MIAMI (CBSMiami) – The lifeless body of a three-year-old boy, who was allegedly tortured by his own mother, has shocked many facets of the community, including veterans of the North Miami Police Department that are investigating the case.

"The child had trauma over every inch of his body," said North Miami Police Major Neal Cuevas.

According to his department's investigative report, obtained by CBS4 News, three-year-old Ghanson Debrosse's mother had used a lighter to set his private parts on fire to stop him from urinating.

The child was transported to Jackson Memorial Hospital North Tuesday where he was pronounced dead. Doctors believe the boy had been dead for at least three hours.

"In terms of what happened to this little boy, absolutely it's one of the worst we have seen. One of the worst we have seen in a long, long time," said Carol Marbin Miller , a reporter with CBS4's news partners the Miami Herald, in an interview with CBS4.

Miller is digging once again to find out the extent of the Florida  Department of Children and Families involvement with three-year-old Ghanson's family. There are many questions, but what is clear is the shocking reported nature of the violence against the child.

"You don't see many cases where mothers torture their own small children—but for a mother to use that much violence on a small child—is pretty rare," said Miller.

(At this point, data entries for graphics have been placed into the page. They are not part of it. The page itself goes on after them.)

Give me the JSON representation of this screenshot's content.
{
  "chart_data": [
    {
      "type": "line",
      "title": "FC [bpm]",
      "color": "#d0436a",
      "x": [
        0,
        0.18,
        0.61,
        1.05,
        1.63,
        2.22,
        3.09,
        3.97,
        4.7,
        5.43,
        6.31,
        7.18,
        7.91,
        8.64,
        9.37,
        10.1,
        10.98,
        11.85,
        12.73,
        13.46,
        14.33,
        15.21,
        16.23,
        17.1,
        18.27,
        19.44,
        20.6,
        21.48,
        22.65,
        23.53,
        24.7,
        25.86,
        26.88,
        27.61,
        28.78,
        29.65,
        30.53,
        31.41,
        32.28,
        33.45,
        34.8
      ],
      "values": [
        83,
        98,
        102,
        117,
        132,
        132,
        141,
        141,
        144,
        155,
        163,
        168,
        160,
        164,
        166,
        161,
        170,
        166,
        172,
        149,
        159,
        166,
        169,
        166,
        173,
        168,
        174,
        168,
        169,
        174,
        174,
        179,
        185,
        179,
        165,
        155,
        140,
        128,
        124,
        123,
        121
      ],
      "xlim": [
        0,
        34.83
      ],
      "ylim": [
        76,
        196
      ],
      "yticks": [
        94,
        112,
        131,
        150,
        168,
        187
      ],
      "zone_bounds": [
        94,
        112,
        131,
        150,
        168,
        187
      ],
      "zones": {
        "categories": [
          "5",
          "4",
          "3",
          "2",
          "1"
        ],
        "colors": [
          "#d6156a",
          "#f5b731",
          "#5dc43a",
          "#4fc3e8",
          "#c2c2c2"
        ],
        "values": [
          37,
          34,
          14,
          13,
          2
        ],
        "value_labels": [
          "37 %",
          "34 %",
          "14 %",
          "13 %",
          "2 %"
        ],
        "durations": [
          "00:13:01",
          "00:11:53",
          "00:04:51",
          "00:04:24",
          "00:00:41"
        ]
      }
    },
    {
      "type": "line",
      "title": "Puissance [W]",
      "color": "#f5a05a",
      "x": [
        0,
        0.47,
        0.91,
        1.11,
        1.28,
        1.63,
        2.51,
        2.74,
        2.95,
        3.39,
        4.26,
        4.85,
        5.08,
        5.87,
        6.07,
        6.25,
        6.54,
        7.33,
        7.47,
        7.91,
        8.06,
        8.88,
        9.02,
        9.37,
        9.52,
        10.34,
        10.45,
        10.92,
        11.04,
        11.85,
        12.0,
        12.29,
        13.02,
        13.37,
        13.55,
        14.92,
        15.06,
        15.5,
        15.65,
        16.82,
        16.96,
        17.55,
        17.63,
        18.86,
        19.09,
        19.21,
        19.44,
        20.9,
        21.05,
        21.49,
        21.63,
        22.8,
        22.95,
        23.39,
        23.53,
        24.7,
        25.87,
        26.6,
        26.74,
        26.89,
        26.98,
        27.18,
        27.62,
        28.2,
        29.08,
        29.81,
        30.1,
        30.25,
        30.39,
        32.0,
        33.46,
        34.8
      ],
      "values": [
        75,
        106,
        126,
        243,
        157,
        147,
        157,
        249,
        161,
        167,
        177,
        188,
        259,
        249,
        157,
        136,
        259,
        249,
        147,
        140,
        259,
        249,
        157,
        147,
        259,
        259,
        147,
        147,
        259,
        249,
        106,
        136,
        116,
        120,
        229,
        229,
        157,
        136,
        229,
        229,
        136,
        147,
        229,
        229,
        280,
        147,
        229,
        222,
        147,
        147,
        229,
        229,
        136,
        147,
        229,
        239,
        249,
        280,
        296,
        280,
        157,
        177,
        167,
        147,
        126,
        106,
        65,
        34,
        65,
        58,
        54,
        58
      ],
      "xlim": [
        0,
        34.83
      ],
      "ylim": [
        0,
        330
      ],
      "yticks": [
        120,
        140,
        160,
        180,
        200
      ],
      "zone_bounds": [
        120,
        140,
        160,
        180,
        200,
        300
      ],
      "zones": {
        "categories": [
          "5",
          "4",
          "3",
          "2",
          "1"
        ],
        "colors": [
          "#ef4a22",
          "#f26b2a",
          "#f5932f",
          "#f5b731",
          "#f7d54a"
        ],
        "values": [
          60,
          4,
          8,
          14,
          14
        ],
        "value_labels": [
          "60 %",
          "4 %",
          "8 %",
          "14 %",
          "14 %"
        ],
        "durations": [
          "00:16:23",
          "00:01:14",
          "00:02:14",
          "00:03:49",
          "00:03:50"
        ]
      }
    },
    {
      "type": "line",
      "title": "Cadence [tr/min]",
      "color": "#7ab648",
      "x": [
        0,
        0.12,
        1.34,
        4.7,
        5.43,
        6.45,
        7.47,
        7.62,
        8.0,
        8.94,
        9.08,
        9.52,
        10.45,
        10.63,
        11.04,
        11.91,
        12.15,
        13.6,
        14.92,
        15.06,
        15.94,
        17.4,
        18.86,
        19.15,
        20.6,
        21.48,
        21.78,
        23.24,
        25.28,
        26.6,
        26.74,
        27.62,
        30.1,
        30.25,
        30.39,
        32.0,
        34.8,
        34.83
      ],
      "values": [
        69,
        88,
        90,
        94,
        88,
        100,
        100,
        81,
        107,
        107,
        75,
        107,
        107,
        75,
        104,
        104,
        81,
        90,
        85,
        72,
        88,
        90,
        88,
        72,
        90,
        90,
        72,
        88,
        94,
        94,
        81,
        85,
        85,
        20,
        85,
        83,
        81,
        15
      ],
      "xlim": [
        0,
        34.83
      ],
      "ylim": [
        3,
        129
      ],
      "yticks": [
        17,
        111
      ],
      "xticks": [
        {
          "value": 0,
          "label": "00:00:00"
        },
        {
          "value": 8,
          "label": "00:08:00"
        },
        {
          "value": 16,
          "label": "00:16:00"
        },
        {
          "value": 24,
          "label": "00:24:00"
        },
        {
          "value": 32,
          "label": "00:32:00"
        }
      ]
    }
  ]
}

Records show that Debrosse's mother, 21-year-old Fafane Caze who is now under arrest, was also arrested in 2010 for allegedly violently, fighting with the boy's father, reportedly trying to throw the child at him. The final criminal disposition of that case is unclear—but what is clear is that DCF did get involved, and recommended family services to improve parenting skills. At the time, family protective services reported that Ghanson was free from marks and bruises.

READ: More Charges Expected Against Mother Charged In Son's Death

"I think there is room for difference of opinion as to whether the prior abuse reports involving Ghanson were handled properly," said Miller.

Miller also said that DCF had three prior calls to the hotline.

DCF declined Gillen's request for an interview Wednesday, but interim secretary Esther Jacobo did release a statement Tuesday that reads in part:

"My heart is breaking for this child. As we continue to investigate and work with law enforcement, it is evident that Ghanson had a very tragic and tortured life which ended far too soon. Although we had contact with Ghanson and his family when he was an infant, we received no reports since that time and no one could have predicted this heartbreaking tragedy."

Attention is now being focused on the boy's mother, Caze. It's reported that when she was a young girl, her father sent her to Haiti but she returned to Florida.

"Her father described her as a troubled child I believe the word he used was ungovernable," said Miller. "He said that he had sent her to live in Haiti which is fairly common in that culture especially involving children who are considered to be very difficult."

Police said Caze confessed after 12 hours of questioning at the North Miami Police Department. During her confession, investigators said Caze showed no remorse and seemed more concerned about her arrest than the fact that she wouldn't be able to see her two other children. According to police reports one of those siblings, a little girl, was found with bruises and abrasions on her back. Tonight both children are in the custody of DCF.